Isaac Asimov's three laws of robotics allow humans more free play than Williamson's Prime Directive. The first law still dictates that a robot must not harm a human or, through inaction, allow a human to come to harm, but the second law is that a robot must obey a human unless doing so violates the first law. The third law is that a robot must protect itself unless doing so violates the first two laws. Of course, we find in Asimov's collection of robot stories, I Robot, that the three laws are not always quite so clear-cut as they appear at first...

Phillip K. Dick's Do Androids Dream of Electric Sheep? again shows us worker robots who are more or less sentient and who rebel against humanity, but his story is more hard-edged and complex than Capek's moralistic tale. Dick has a way of making you really, really confused at times, and this novel is no exception. The book went on to become the basis of Blade Runner, but in making the film, Ridley Scott was probably influenced just as much by the cyberpunk subgenre of SF as he was by Dick's novel, so the movie's concerns are much different.

Speaking of cyberpunk, Neuromancer by William Gibson is a very interesting novel that does some amazing things with exploring the grafting of technology onto and into humans.
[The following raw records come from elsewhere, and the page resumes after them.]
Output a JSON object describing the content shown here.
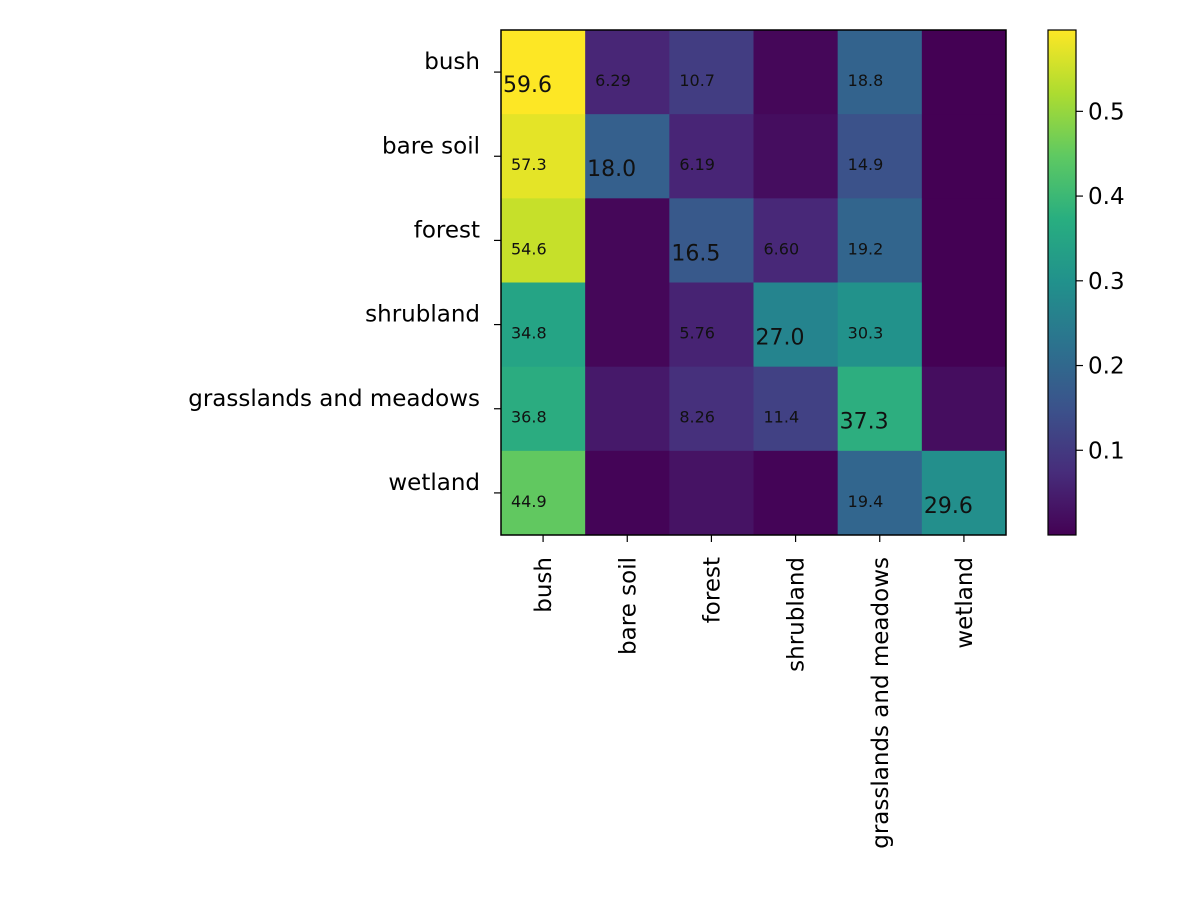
{
  "chart_data": {
    "type": "heatmap",
    "title": "",
    "xlabel": "",
    "ylabel": "",
    "row_labels": [
      "bush",
      "bare soil",
      "forest",
      "shrubland",
      "grasslands and meadows",
      "wetland"
    ],
    "col_labels": [
      "bush",
      "bare soil",
      "forest",
      "shrubland",
      "grasslands and meadows",
      "wetland"
    ],
    "values": [
      [
        0.596,
        0.0629,
        0.107,
        0.01,
        0.188,
        0.0
      ],
      [
        0.573,
        0.18,
        0.0619,
        0.02,
        0.149,
        0.0
      ],
      [
        0.546,
        0.01,
        0.165,
        0.066,
        0.192,
        0.0
      ],
      [
        0.348,
        0.01,
        0.0576,
        0.27,
        0.303,
        0.0
      ],
      [
        0.368,
        0.04,
        0.0826,
        0.114,
        0.373,
        0.02
      ],
      [
        0.449,
        0.005,
        0.03,
        0.005,
        0.194,
        0.296
      ]
    ],
    "cell_labels": [
      [
        "59.6",
        "6.29",
        "10.7",
        "",
        "18.8",
        ""
      ],
      [
        "57.3",
        "18.0",
        "6.19",
        "",
        "14.9",
        ""
      ],
      [
        "54.6",
        "",
        "16.5",
        "6.60",
        "19.2",
        ""
      ],
      [
        "34.8",
        "",
        "5.76",
        "27.0",
        "30.3",
        ""
      ],
      [
        "36.8",
        "",
        "8.26",
        "11.4",
        "37.3",
        ""
      ],
      [
        "44.9",
        "",
        "",
        "",
        "19.4",
        "29.6"
      ]
    ],
    "colormap": "viridis",
    "colorbar": {
      "vmin": 0.0,
      "vmax": 0.596,
      "ticks": [
        0.1,
        0.2,
        0.3,
        0.4,
        0.5
      ],
      "tick_labels": [
        "0.1",
        "0.2",
        "0.3",
        "0.4",
        "0.5"
      ]
    }
  }
}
Artificial intelligences also play a large role in this novel, and it seems to be one important source for the rash of AI stories that have flooded the SF market since Neuromancer was written.

The concept of "free" labor by machines is a fascinating one, especially when you start to play with the idea of how to prevent these machines from becoming violent or rebellious... one wonders how programmers of Gates's much-vaunted robots will deal with these questions.